🤖 AI Summary
This study investigates whether current text-to-image generation models can preserve mathematical correctness when producing visual representations—such as diagrams or geometric constructions—required to solve mathematical problems. To this end, the authors construct a benchmark of 900 tasks spanning seven core mathematical domains and introduce, for the first time, an automated evaluation framework tailored to mathematical visual generation. This framework combines executable verifiers with a Script-as-a-Judge protocol to enable objective assessment. Experimental results reveal that even the best closed-source model achieves only 42.0% overall accuracy, while open-source models generally score below 11%, approaching 0% on structured tasks.

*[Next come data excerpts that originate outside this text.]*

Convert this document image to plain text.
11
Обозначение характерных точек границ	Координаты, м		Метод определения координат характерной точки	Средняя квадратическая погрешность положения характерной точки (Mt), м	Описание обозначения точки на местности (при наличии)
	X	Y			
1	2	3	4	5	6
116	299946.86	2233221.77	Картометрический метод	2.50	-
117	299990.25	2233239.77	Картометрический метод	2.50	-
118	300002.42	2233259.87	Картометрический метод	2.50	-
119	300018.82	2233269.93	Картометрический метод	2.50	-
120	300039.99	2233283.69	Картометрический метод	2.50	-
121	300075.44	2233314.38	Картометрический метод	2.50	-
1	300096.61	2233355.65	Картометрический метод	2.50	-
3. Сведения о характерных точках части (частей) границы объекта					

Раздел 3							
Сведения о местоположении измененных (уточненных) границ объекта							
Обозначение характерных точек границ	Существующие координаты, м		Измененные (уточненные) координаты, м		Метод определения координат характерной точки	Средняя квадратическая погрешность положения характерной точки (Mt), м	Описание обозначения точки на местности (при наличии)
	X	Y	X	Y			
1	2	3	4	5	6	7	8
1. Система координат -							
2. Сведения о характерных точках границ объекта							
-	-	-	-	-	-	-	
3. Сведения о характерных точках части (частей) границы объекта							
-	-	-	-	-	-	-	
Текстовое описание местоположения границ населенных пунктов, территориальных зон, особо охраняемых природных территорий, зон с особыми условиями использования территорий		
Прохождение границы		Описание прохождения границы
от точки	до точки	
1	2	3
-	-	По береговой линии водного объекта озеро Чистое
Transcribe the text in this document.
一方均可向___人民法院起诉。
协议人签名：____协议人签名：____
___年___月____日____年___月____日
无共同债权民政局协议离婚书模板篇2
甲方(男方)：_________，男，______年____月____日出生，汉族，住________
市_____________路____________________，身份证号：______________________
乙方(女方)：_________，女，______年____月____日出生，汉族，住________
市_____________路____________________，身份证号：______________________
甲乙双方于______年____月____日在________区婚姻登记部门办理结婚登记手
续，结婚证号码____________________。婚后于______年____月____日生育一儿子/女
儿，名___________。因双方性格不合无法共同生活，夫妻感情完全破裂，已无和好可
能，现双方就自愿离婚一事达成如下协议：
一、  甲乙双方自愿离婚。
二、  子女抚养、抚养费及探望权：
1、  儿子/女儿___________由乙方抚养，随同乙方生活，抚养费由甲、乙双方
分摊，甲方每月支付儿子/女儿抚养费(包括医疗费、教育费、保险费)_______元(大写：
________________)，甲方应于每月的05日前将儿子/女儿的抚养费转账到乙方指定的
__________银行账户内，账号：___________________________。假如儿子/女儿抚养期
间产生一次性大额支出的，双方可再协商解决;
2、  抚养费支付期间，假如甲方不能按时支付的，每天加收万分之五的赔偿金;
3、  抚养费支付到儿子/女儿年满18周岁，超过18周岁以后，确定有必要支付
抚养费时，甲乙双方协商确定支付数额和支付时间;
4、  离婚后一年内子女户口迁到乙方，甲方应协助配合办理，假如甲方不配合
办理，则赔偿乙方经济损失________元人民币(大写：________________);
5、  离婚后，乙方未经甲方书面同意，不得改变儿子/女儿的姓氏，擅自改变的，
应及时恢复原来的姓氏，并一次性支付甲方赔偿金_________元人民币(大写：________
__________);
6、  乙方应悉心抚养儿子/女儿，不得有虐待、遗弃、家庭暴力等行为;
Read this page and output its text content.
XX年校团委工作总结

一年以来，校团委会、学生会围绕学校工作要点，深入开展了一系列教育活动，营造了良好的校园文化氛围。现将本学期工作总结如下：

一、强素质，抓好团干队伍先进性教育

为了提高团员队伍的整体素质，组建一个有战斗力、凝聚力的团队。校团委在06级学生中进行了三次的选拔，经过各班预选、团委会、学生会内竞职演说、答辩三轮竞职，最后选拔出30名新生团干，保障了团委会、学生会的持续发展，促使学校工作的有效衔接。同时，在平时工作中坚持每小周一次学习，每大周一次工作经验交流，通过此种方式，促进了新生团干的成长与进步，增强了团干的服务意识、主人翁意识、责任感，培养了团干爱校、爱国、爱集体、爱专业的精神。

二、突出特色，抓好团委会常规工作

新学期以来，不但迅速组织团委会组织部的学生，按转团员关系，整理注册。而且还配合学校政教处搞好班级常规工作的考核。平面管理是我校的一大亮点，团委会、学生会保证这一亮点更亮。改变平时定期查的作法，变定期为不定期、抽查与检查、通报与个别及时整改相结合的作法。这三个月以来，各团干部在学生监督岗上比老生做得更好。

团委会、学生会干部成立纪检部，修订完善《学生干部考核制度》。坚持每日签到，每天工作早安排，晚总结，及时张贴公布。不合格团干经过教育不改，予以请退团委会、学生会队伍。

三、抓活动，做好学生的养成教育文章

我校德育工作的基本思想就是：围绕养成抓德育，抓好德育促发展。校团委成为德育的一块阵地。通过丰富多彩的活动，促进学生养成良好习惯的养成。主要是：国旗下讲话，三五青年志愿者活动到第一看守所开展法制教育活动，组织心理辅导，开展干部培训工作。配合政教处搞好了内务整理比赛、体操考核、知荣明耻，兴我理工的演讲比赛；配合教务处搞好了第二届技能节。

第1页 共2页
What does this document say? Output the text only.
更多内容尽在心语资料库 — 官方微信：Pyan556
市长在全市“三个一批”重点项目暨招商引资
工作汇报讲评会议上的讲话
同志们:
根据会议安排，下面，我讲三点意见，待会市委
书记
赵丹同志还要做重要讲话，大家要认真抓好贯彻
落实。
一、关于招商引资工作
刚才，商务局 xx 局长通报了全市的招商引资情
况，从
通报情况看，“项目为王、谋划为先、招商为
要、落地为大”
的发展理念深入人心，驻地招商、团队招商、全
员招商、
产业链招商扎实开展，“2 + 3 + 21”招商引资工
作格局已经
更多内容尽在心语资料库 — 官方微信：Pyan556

These findings demonstrate that existing text-to-image models fundamentally lack the capability to generate mathematically valid visual content.
📝 Abstract
Modern generative models have demonstrated the ability to solve challenging mathematical problems. In many real-world settings, however, mathematical solutions must be expressed visually through diagrams, plots, geometric constructions, and structured symbolic layouts, where correctness depends on precise visual composition. Can generative models still do so when the answer must be rendered visually rather than written in text? To study this problem, we introduce MathGen, a rigorous benchmark of 900 problems spanning seven core domains, each paired with an executable verifier under a Script-as-a-Judge protocol for deterministic and objective evaluation. Experiments on representative open-source and proprietary text-to-image models show that mathematical fidelity remains a major bottleneck: even the best closed-source model reaches only 42.0% overall accuracy, while open-source models achieve just ~ 1-11%, often near 0% on structured tasks. Overall, current T2I models remain far from competent at even elementary mathematical visual generation.